From 7fea3c4956670671263e4a8f01b37093e5a0a10b Mon Sep 17 00:00:00 2001
From: Suzana <SuzanaK@users.noreply.github.com>
Date: Sun, 11 May 2014 16:03:27 -0700
Subject: [PATCH] Fork of code from ScraperWiki at
 https://classic.scraperwiki.com/scrapers/radio_renner_playlist_bremen4/

---
 .gitignore     |  2 ++
 README.textile |  1 +
 scraper.py     | 58 ++++++++++++++++++++++++++++++++++++++++++++++++++
 3 files changed, 61 insertions(+)
 create mode 100644 .gitignore
 create mode 100644 README.textile
 create mode 100644 scraper.py

diff --git a/.gitignore b/.gitignore
new file mode 100644
index 0000000..66d464d
--- /dev/null
+++ b/.gitignore
@@ -0,0 +1,2 @@
+# Ignore output of scraper
+data.sqlite
diff --git a/README.textile b/README.textile
new file mode 100644
index 0000000..f54b5b1
--- /dev/null
+++ b/README.textile
@@ -0,0 +1 @@
+This scraper collects the weekly playlist of the radio show "Radio Renner" of the radio station Bremen4. 

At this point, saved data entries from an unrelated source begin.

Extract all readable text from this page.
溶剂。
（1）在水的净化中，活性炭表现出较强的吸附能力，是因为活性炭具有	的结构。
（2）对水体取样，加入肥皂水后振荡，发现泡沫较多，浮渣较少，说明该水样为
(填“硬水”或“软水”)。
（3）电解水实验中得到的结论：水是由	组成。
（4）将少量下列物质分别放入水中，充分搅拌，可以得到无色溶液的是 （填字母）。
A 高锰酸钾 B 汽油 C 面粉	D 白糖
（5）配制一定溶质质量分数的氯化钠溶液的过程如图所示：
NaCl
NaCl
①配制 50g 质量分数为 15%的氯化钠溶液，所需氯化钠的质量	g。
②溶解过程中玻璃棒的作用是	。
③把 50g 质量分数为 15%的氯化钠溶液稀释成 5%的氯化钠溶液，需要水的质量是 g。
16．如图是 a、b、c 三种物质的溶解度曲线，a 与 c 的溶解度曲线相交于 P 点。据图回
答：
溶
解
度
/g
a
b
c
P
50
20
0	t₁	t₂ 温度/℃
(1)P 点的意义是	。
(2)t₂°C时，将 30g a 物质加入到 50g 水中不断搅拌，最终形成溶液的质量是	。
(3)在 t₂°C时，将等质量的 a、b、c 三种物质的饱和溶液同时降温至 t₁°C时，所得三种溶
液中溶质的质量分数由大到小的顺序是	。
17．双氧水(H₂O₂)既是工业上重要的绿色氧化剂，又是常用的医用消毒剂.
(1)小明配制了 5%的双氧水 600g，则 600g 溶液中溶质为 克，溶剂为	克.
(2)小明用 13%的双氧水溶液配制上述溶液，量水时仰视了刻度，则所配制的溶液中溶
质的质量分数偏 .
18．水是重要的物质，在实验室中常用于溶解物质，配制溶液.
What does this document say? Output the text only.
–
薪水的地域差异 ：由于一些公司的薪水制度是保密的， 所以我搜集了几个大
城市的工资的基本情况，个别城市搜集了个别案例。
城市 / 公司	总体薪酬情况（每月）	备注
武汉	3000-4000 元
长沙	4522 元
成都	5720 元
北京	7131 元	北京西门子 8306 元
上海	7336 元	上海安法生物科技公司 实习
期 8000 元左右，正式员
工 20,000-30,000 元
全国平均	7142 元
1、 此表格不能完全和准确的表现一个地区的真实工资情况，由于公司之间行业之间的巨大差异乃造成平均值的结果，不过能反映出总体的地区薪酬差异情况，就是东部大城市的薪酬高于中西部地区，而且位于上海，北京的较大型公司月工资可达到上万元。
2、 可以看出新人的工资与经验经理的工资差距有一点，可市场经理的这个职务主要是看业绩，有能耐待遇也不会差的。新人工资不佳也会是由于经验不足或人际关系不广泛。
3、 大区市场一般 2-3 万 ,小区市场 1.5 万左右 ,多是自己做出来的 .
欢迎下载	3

\ No newline at end of file
diff --git a/scraper.py b/scraper.py
new file mode 100644
index 0000000..31ab5a7
--- /dev/null
+++ b/scraper.py
@@ -0,0 +1,58 @@
+import scraperwiki
+import urllib 
+from bs4 import BeautifulSoup
+
+
+url = 'http://www.radiobremen.de/bremenvier/musik/playlists/radiorenner104.html'
+# webseite oeffnen
+fh = urllib.urlopen(url)
+# webseite einlesen
+html = fh.read()
+soup = BeautifulSoup(html)
+
+def scrape_playlist():
+
+  tab = soup.select('.top44_table')
+  if tab:
+    tr = tab[0].find_all('tr')
+  else:
+    print "Tabelle nicht gefunden"
+    return 
+
+  if not tr:
+    print "Tabellenzeilen nicht gefunden"
+    return
+
+  headlines =  soup.find_all('h2')
+  if headlines:
+    datum = headlines[0].text
+    datum = datum.replace('Radio Renner mit Tim Renner vom ', '')
+
+  else: 
+    print "Datum nicht gefunden"
+    return 
+
+  for row in tr[1:]:
+
+    entry = {}
+    entry['Datum'] = datum 
+    feld1 = row.find_next('td', 'top44_table_zelle')
+    feld2 = feld1.find_next_sibling()
+    if feld2:
+        interpret = feld2.text
+        entry['Interpret'] = interpret 
+    feld3 = feld2.find_next_sibling()
+    if feld3:
+        titel = feld3.text 
+        entry['Titel'] = titel 
+        entry['ID'] = interpret + " - " + titel
+        
+        scraperwiki.sqlite.save(unique_keys=['ID'], data=entry, table_name="Playlist Radio Renner Bremen4")
+
+    else:
+        print "Titel nicht gefunden"
+
+## MAIN ## 
+scrape_playlist()
+
+